My favorite thing about journaling is reviewing old entries when I’m in my feels and don’t care to write. It’s an instant way for me to dust my shoulders off and keep triumphing through life.
Why two journals?
Energy is real. We all learned about energy in science; there is positive and negative energy.
I took this to heart.
I started a journal in March 2020. Hello, pandemic. The shutdown had just begun, and I thought, “Why not start writing more?” It was a great time for me to review my life and be honest.
I mean, once my pen hit paper, I couldn’t stop writing. I talked about things that happened in elementary school, back to having dinner in the finest restaurants, and to the hairstyle that I wasn’t too impressed with.
Once I skimmed through the shallow experiences, I put my therapist hat on and asked myself, “But how did that make you feel?”. The next thing I knew, I was crying and writing pages of bottled emotions.
Months had passed, and I felt like I had gotten it all out. For every problem, there should be solutions.
I put my old journal down and began a manifestation journal. I didn’t want to have the energy of sadness or heaviness near where I wrote for the things I wished for.
The entries started out short in my manifestation journal—like, REALLY short. My ‘sad’ journal entries averaged three pages while I could barely pencil a paragraph.
I began to force myself to write what my heart truly desired, what I wanted to heal, and how I could move forward towards the life I wanted.
Fast forward to 2022, I have seen my sad panda journal.

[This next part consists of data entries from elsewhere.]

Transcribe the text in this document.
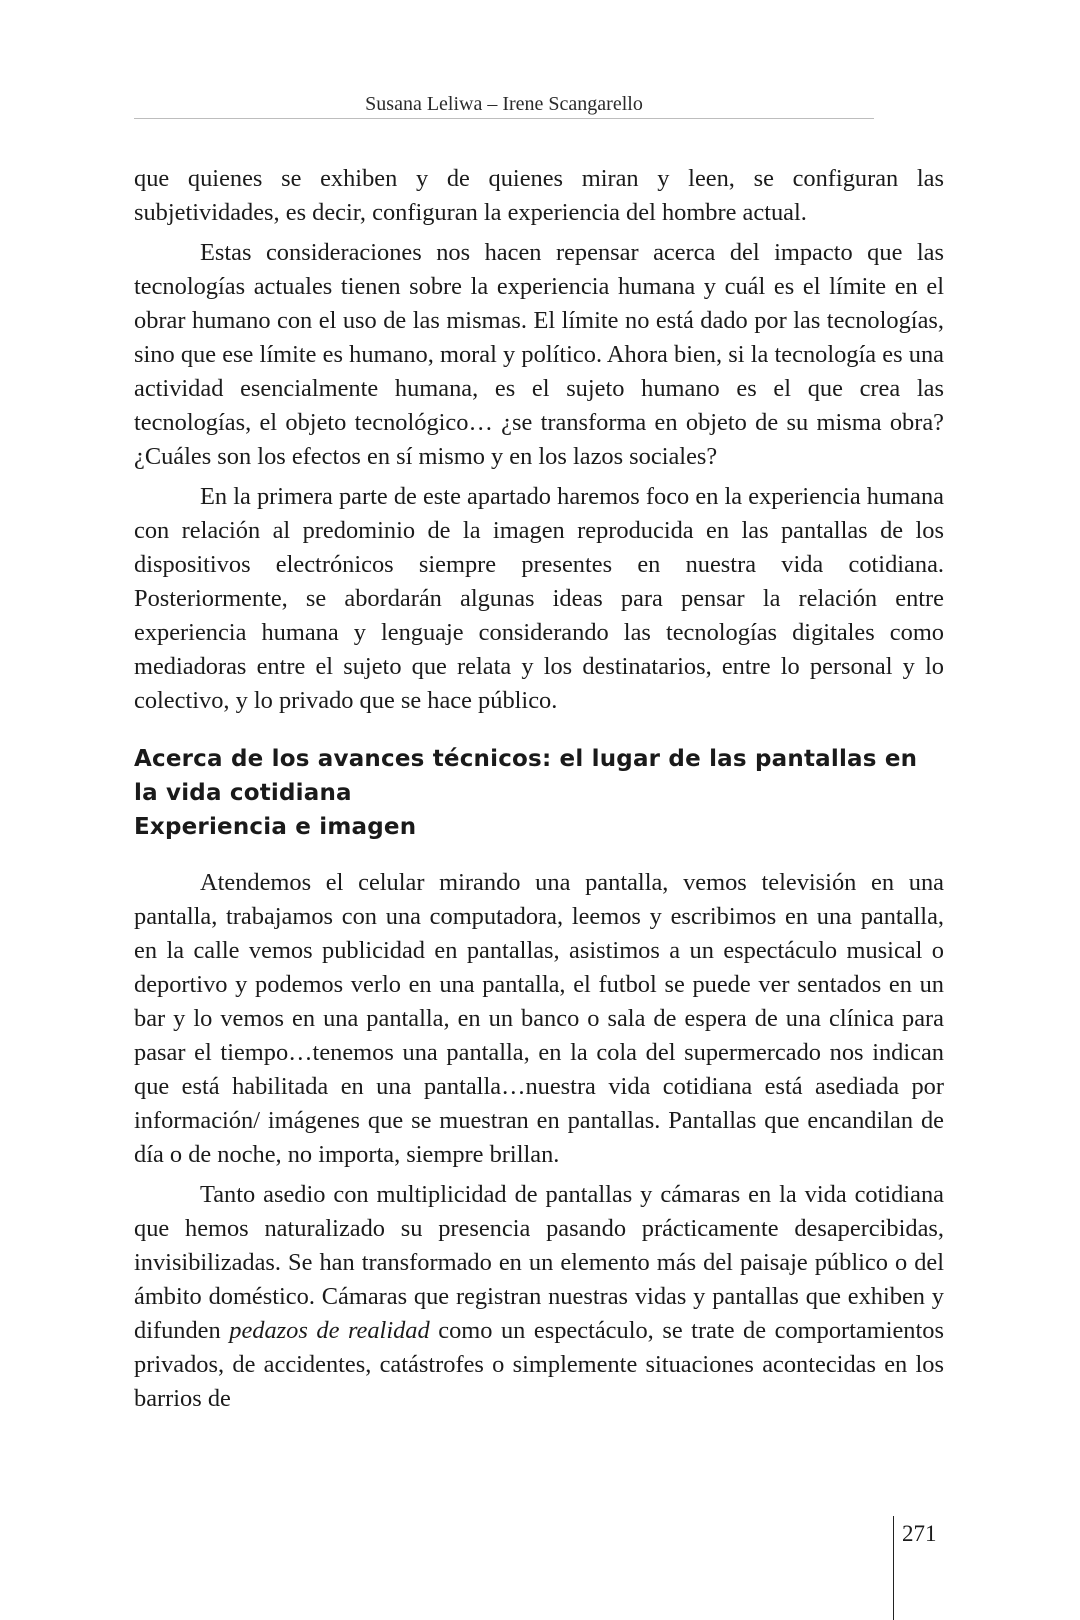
Susana Leliwa – Irene Scangarello

que quienes se exhiben y de quienes miran y leen, se configuran las subjetividades, es decir, configuran la experiencia del hombre actual.

Estas consideraciones nos hacen repensar acerca del impacto que las tecnologías actuales tienen sobre la experiencia humana y cuál es el límite en el obrar humano con el uso de las mismas. El límite no está dado por las tecnologías, sino que ese límite es humano, moral y político. Ahora bien, si la tecnología es una actividad esencialmente humana, es el sujeto humano es el que crea las tecnologías, el objeto tecnológico… ¿se transforma en objeto de su misma obra? ¿Cuáles son los efectos en sí mismo y en los lazos sociales?

En la primera parte de este apartado haremos foco en la experiencia humana con relación al predominio de la imagen reproducida en las pantallas de los dispositivos electrónicos siempre presentes en nuestra vida cotidiana. Posteriormente, se abordarán algunas ideas para pensar la relación entre experiencia humana y lenguaje considerando las tecnologías digitales como mediadoras entre el sujeto que relata y los destinatarios, entre lo personal y lo colectivo, y lo privado que se hace público.

Acerca de los avances técnicos: el lugar de las pantallas en la vida cotidiana
Experiencia e imagen

Atendemos el celular mirando una pantalla, vemos televisión en una pantalla, trabajamos con una computadora, leemos y escribimos en una pantalla, en la calle vemos publicidad en pantallas, asistimos a un espectáculo musical o deportivo y podemos verlo en una pantalla, el futbol se puede ver sentados en un bar y lo vemos en una pantalla, en un banco o sala de espera de una clínica para pasar el tiempo…tenemos una pantalla, en la cola del supermercado nos indican que está habilitada en una pantalla…nuestra vida cotidiana está asediada por información/ imágenes que se muestran en pantallas. Pantallas que encandilan de día o de noche, no importa, siempre brillan.

Tanto asedio con multiplicidad de pantallas y cámaras en la vida cotidiana que hemos naturalizado su presencia pasando prácticamente desapercibidas, invisibilizadas. Se han transformado en un elemento más del paisaje público o del ámbito doméstico. Cámaras que registran nuestras vidas y pantallas que exhiben y difunden pedazos de realidad como un espectáculo, se trate de comportamientos privados, de accidentes, catástrofes o simplemente situaciones acontecidas en los barrios de

271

When I’m feeling down, I sit with it and then write how I can fix it or cool mantras tailored to my life issue.
For anyone on a journey, please grab two journals. I will warn you; favoritism will eventually show.
I won’t pretend I don’t get sad and want to vent. But I choose to allow the emotions to be there for a minute. Once they pass, maybe a day later, I jot down everything that would make my heart smile. When I look at old entries, I am not living proof of the things I wrote for.
I challenge you to the two journal challenge.